The Department of Veterinary Services (DVS) has recorded a decline of cattle deaths attributable to tick-borne diseases following the launch of the Presidential blitz tick grease input scheme and farmer contributions towards buying dipping chemicals.
More than one million households benefited from the presidential tick grease programme.
Provincial veterinary director for Midlands province Dr Martin Sibanda said there was a significant improvement in the tick borne diseases burden and deaths of cattle nationwide because of the dry season.
He said heavy rains had triggered disease outbreaks in livestock.
"Many cattle are now protected against tick-borne diseases because the grease is being distributed to farmers for free under the Presidential Blitz Tick Grease Programme launched last year by Government to curb the spread of tick-borne diseases," said Dr Sibanda.
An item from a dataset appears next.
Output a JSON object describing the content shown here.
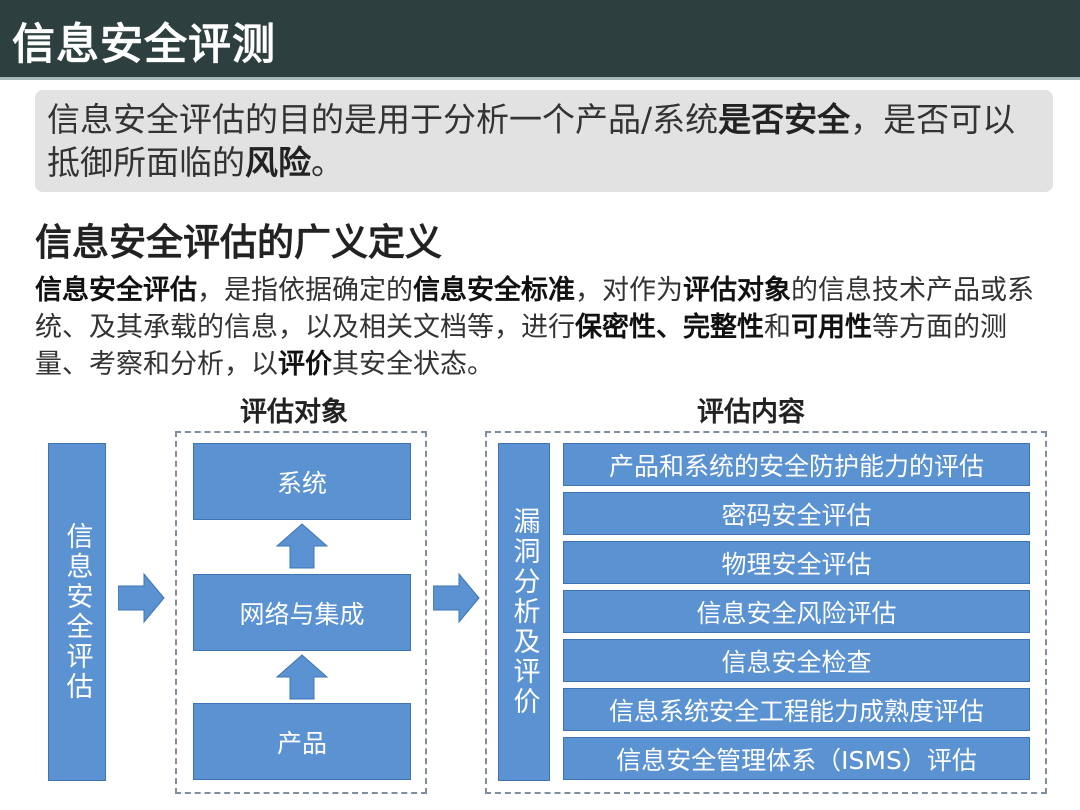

"On the other hand, farmers also contributed to the veterinary department in their districts and purchased dipping chemicals. Incessant rains brought negative effects to the livestock as animals were susceptible to so many challenges and most cattle were killed by various diseases."
Dipping was the most and only effective way of managing tick borne diseases, but many dip tanks were not offering the recommended weekly dipping because of lack of dipping chemicals.
There was also low turnout at dip tanks.
Some farmers were not willing to take their cattle for dipping at the communal dip tanks, while some were preferring to conduct the operation themselves, risking doing it in the wrong way.
The country has lost over 2 000 cattle to tick-borne diseases since last year.
For years, smallholder farmers have lost cattle to tick-borne diseases, particularly January Disease (Theileriosis) leading to loss of wealth.
The tick grease programme is used in-between dipping sessions.
January Disease is common between December and March and is spread through the bite of the brown ear tick.
Many provinces have been affected by tick-borne diseases, particularly Theileriosis, red water, heart water and gall sickness.
Mashonaland West province has reported massive cattle deaths because of tick-borne diseases from 2019.